I refined the patch a bit. If anyone's interested, here's details:
I attenuated and offset the A118 to obtain a random voltage X between
0 and T (the A150's threshold voltage). The bottom row of A155 knobs
was also scaled to obtain a probability voltage P, also between 0 and
T. This was added to the random voltage in a mixer.
For each sequencer step, the X+P voltage is sampled, and the output of
the S&H is patched to the A150's CV input. The A150 is used to gate
the A155 triggers.
The triggers are delayed slightly by the A162, in order to give the
A148 and A150 time to operate. The A162 output is attenuated to avoid
the A150 bleed-thru bug.
When a probability knob is set fully left, the X+P voltage will always
be below the A150 switching threshold, and the step will never produce
a trigger - probability 0%, the same as switching the step OFF.

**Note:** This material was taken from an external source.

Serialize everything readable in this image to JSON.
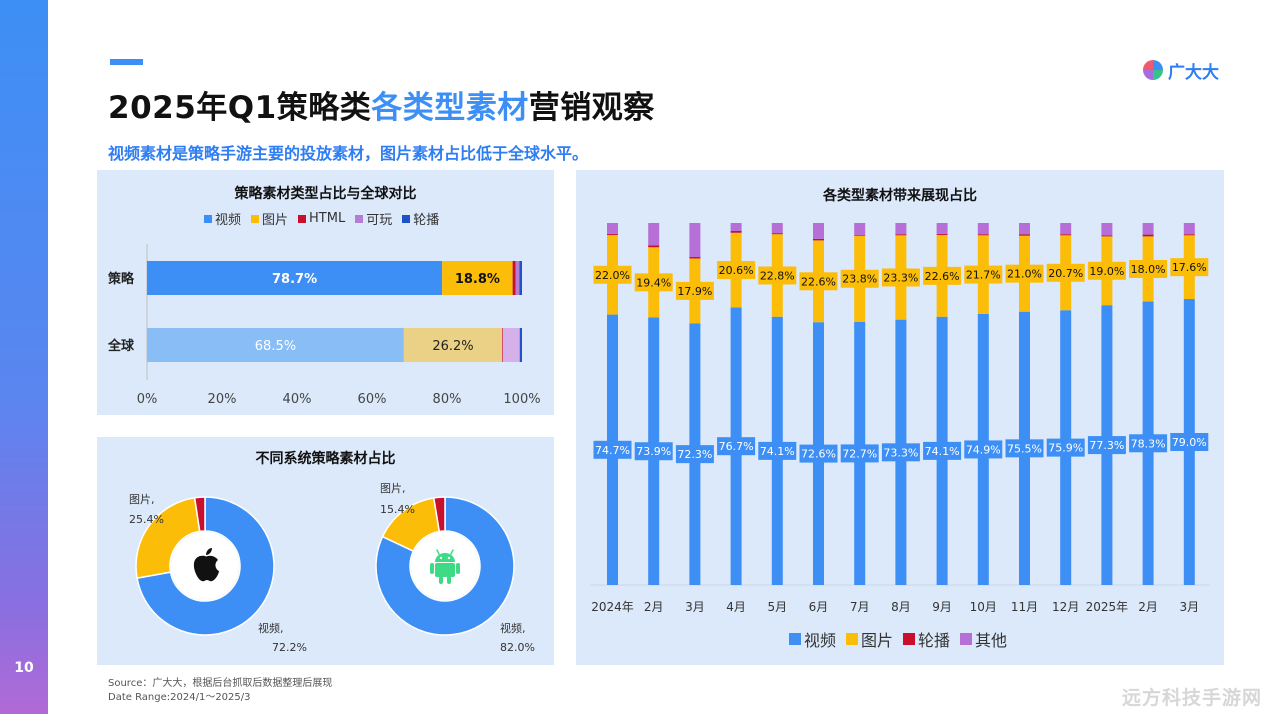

When a probability knob is set fully right, the X+P voltage will
always exceed the A150 switching threshold, and the step will always
produce a trigger - probability 100%, the same as switching the step
ON.
When a probabiliy knob is set between these two extremes, the X+P
voltages will be randomly distributed above and below the A150
switching threshold. Turning the knob more to the right or to the
left increases or decreases the likelyhood that the switch will close
to produce a trigger for that step.
Joe